Des remorqueurs russes avaient tiré les trois navires ukrainiens hors d’un port en Crimée vers la mer durant le week-end. La remise s’est faite dans des eaux neutres de la mer Noire. La communauté internationale avait à plusieurs reprises insisté pour la libération des navires. Les 24 membres d’équipage avaient déjà été libérés début septembre lors d’un échange de prisonniers entre Kiev et Moscou.
La restitution des navires précède un éventuel premier sommet entre la Russie et l’Ukraine. La Russie a confirmé la tenue d’un sommet le 9 décembre à Paris concernant le conflit dans l’est de l’Ukraine. Cette réunion marquera la première rencontre entre les présidents Vladimir Poutine et Volodymyr Zelensky. La France et l’Allemagne jouent les rôles de médiateurs.
Dans l’est de l’Ukraine, des rebelles soutenus par la Russie et, selon des informations non confirmées, des militaires russes sont actifs. Les rebelles ont proclamé une république autonome reconnue uniquement par Moscou. C’est aussi la région où le vol MH17 de la compagnie malaisienne a été abattu.
L’annexion de la Crimée et l’influence russe dans l’est de l’Ukraine sont perçues par les pays européens et de l’OTAN comme une extension de la sphère d’influence russe vers le sud et l’ouest, après que ces dernières décennies des territoires en Géorgie (Abkhazie et Ossétie), en Moldavie (Transnistrie) ainsi qu’en Pologne et Lituanie (Kaliningrad) aient déjà été incorporés dans cette expansion vers l’ouest.

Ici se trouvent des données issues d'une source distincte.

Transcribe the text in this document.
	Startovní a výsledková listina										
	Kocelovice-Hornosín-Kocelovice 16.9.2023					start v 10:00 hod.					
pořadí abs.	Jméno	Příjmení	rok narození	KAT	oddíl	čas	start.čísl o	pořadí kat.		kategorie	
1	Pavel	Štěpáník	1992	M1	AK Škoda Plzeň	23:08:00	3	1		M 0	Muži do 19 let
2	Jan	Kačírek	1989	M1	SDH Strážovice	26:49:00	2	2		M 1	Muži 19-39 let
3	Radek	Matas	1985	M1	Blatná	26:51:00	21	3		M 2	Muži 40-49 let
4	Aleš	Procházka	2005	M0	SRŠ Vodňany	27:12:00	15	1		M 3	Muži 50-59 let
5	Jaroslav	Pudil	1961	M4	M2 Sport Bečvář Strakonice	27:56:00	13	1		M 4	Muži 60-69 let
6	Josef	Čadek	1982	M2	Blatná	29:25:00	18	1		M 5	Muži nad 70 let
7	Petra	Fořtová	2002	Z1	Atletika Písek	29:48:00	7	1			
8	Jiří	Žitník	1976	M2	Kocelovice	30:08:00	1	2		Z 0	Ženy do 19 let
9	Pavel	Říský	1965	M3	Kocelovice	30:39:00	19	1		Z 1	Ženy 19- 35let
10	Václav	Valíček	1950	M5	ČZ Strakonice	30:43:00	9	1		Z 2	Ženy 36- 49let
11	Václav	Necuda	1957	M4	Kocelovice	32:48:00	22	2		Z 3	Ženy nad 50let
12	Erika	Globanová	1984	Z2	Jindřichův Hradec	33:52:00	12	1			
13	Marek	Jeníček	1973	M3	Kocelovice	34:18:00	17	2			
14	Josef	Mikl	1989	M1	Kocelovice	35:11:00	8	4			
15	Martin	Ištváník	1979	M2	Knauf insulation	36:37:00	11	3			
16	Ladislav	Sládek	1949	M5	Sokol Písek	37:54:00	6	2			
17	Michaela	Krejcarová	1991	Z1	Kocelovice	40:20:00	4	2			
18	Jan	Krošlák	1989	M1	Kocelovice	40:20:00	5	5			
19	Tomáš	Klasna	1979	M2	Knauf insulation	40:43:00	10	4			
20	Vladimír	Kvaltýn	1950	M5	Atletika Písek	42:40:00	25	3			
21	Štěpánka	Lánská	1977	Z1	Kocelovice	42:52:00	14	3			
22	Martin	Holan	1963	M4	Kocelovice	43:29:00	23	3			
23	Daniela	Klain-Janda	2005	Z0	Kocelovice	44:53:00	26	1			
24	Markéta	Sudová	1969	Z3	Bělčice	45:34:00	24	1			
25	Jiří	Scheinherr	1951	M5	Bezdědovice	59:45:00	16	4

Ces derniers temps, une approche prudente a eu lieu entre la Russie et l’Ukraine. La semaine dernière, les troupes ukrainiennes et les séparatistes soutenus par la Russie se sont retirés de deux villages dans l’est de l’Ukraine. Bien que les relations se soient améliorées depuis l’élection du nouveau président ukrainien Zelensky, aucun accord n’a encore été conclu.
Pour un éventuel accord russo-ukrainien sur cette zone rebelle de l’est, l’Ukraine devra en tout cas décider d’une forme d’autonomie pour les territoires séparatistes. Cette idée fait face à une forte opposition en Ukraine. Des élections locales doivent également être organisées.
Le conflit entre les forces gouvernementales ukrainiennes et les séparatistes pro-russes dans l’est de l’Ukraine a fait près de 13 000 morts depuis 2014. Les accords de paix de Minsk de 2015 n’ont jamais vraiment été appliqués, mais depuis l’élection de Zelensky en avril cette année, des progrès ont été enregistrés. Il y a eu notamment l’échange de prisonniers et le retrait de troupes de certaines zones le long du front.
La guerre menée par les rebelles soutenus par la Russie dans l’est, l’occupation et l’annexion russes de la péninsule de Crimée, ainsi que le tir sur le MH17 ont également provoqué des tensions diplomatiques entre la Russie et les pays de l’Union européenne. Non seulement les États membres de l’UE mais aussi la communauté internationale ont pris des sanctions économiques et des mesures financières punitives à l’encontre de Moscou.
En coulisses, des consultations diplomatiques ont lieu à tous les niveaux, mais jusqu’à présent sans résultat. Plusieurs dirigeants européens plaident pour que l’Europe trouve d’une manière ou d’une autre un accord politique avec la Russie, estimant que les sanctions économiques ne peuvent pas durer indéfiniment.
Un accord éventuel entre Moscou et Kiev (« pour normaliser les relations ») pourrait ouvrir la voie à d’autres pays européens pour rétablir progressivement des contacts avec Moscou à des niveaux plus normaux.